東京交通新聞、東日本大震災特集に本協会が掲載されました。

転院搬送で活躍した全民救

東日本大震災で負傷した人々は自衛隊のヘリコプターなどに救助されると機能している近場の病院に次々運ばれた。負傷者は応急処置を施された程度で順次、被災していない県外の病院へ移されていったが、このときの転院搬送を担ったのは、民間の医療搬送事業者だった。

本来の営業区域は県単位だが、このときばかりは違法を承知で搬送を引き受けた。一般社団法人全民救患者搬送協会(野口良一会長)の会員事業者らも活躍した。

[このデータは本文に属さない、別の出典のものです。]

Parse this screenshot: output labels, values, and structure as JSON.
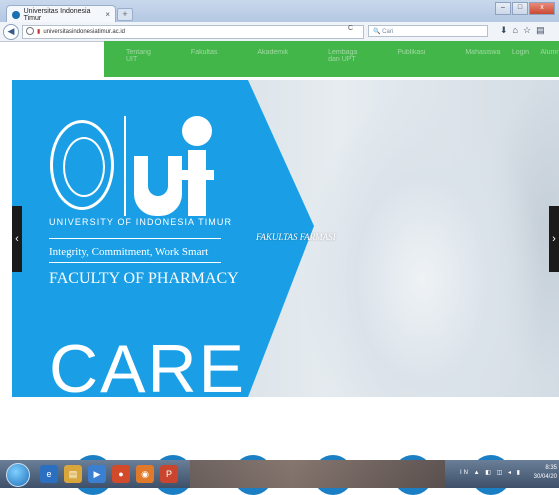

いま、その全民救が行政に医療搬送事業者としての明確な位置づけを求めている。

同協会によると、①サイレンを鳴らして緊急走行を許されている消防庁などの「緊急搬送」②緊急性は無いが、点滴・酸素・吸引・モニター監視など医療処置継続管理を必要とする傷病者を対象とした「医療搬送」③高齢者や障害者などの移動を支える「福祉輸送」に分類される。

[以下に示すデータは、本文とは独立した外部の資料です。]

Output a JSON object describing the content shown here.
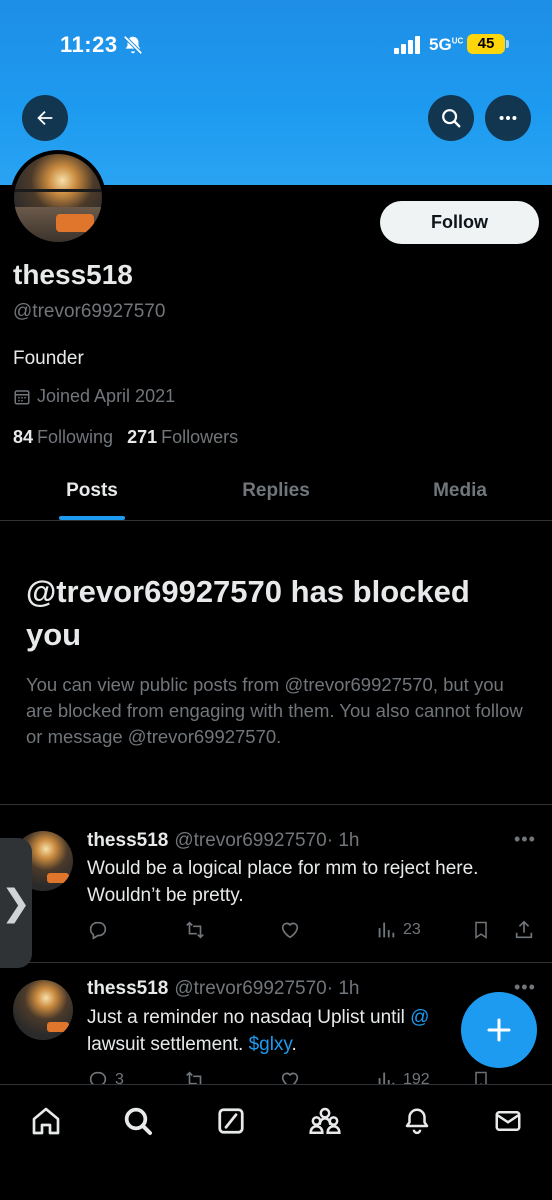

問題なのは、「医療搬送」と「福祉輸送」の線引が曖昧なことだ。看護師などが乗務し、相応の医療資器材を搭載した車両で搬送する「医療搬送」と、ユニバーサルデザインタクシーに代表される「福祉輸送」とでは、その役割や能力が異なるにも関わらず、「福祉輸送」の枠内で同列に扱われている。

管轄が総務省消防庁、国土交通省、厚生労働省の3省にまたがっていることも、全民救の陳情活動を難しくしている。

民間の医療搬送車が単なる「福祉輸送」でないことは東北の大震災での活躍ぶりを見てもわかる。そろそろ「医療搬送サービス」としての位置づけを明確化するときに来ている。